I walked through Best Buy this afternoon, looking at HDTVs. I can’t really afford one until I get out of debt two years from now, but I can drool. I’ve been promised a new TV by work, but I have doubts about the delivery. It was mentioned to me last July. It’s now April. I still don’t have a 360 or a PS3, either. But I’d rather have my job than complain about its shortcomings. For fuck’s sake, last month I played Super Paper Mario for a living. Eleven year old me just crapped her hat.
It was a cowboy hat. I went through a phase. And adults mistook me for a little boy, so I stopped wearing it.
I’ve fallen in love fifteen times in the last two months. Once every four days. My current tally of People I’m In Love With is around Ten. I’ve stumbled on a simple realization — that falling in love is not something you should guard against. Life really is too short to block the best parts. This awareness has lowered the rank of my second favorite painting of all time, A Young Girl Defending Herself against Eros, to a new position at fifth place.
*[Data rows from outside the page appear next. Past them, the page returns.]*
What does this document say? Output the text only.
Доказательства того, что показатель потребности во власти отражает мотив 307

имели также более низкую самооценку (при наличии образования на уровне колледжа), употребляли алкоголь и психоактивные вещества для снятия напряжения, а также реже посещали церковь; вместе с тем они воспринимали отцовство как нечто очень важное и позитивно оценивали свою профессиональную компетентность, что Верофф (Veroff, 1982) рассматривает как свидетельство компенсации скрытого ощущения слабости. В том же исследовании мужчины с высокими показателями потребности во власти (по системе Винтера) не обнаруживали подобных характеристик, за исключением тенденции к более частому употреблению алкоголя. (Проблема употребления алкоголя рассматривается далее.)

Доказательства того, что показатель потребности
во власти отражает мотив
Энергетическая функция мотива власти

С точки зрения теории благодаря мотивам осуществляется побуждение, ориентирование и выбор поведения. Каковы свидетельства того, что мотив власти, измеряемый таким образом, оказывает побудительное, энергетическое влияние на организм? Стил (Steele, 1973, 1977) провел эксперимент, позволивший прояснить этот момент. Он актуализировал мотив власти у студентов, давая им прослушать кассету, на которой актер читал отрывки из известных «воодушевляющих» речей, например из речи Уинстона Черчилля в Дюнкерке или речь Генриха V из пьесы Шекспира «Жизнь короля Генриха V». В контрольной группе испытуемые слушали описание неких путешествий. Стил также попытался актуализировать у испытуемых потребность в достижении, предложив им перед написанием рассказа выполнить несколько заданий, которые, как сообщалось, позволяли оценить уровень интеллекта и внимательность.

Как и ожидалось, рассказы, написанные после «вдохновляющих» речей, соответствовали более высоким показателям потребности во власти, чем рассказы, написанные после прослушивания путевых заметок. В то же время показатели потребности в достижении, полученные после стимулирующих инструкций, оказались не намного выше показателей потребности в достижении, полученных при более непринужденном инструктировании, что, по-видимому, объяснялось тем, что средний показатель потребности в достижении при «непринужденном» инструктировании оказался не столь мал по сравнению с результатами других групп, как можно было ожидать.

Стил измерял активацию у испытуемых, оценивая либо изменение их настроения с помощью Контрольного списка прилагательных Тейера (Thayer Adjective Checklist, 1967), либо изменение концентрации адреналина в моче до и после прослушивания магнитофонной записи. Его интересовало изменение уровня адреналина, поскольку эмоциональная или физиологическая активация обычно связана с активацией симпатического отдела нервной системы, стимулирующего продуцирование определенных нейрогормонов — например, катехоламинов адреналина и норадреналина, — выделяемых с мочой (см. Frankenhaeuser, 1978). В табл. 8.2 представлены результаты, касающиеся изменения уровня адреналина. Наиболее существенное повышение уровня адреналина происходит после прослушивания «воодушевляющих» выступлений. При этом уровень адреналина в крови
I took the print off my wall, and have started to embrace everyone.
Mind you, in my psyche love and sex are divorced. Loving someone is easier than having sex with them. Hooking up still frightens me, twelve-to-fourteen years after I started kissing.
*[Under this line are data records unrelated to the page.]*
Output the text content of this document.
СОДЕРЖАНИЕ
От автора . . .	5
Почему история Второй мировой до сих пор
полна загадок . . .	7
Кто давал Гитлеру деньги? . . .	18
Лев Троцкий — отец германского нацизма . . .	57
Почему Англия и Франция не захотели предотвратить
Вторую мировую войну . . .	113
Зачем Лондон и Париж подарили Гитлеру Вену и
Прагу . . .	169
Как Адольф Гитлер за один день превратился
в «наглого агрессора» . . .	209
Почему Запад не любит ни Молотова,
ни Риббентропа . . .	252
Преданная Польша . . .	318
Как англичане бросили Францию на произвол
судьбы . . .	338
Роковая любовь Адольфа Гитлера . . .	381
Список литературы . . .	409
I can’t fathom casual sex. Sex isn’t easy to do, even. It’s like suggesting to someone, “Let’s casually assemble some furniture.” Sure, you can take an entire afternoon to put together some Ikea, but you’re going to have to keep looking for the wrench. And then you’ll realize that the bolts you’ve been using are the wrong ones, or that you’ve lost a part somewhere on the floor – no, sex is difficult. I’d rather wrangle myself out of the painful aftereffects of a failed affection than spend an evening trying to figure out what makes me physically happy.
Besides, I don’t know if I’ll ever be as satisfied with someone’s body as I am with a good glass of Basil Haydn’s and a fucking vicious piece of music.
It’s getting harder and harder to hide my computer from the sun, and the caffeine is wearing off. Soon, I’ll get angry at the people walking in, shooting them angry looks for wearing Those Clothes and Talking Too Loud. It’s not their fault — it’s just the low that comes after drinking syrup and sugar that tastes like a coffee. I should post this before I think too much more about it, so I can read it tomorrow and be humiliated.
A long piece of Journal-ism is like getting drunk. Can’t remember what you said, and everyone who cares to comment is a little embarrassed for you. Fuck them. I’m poor and happy.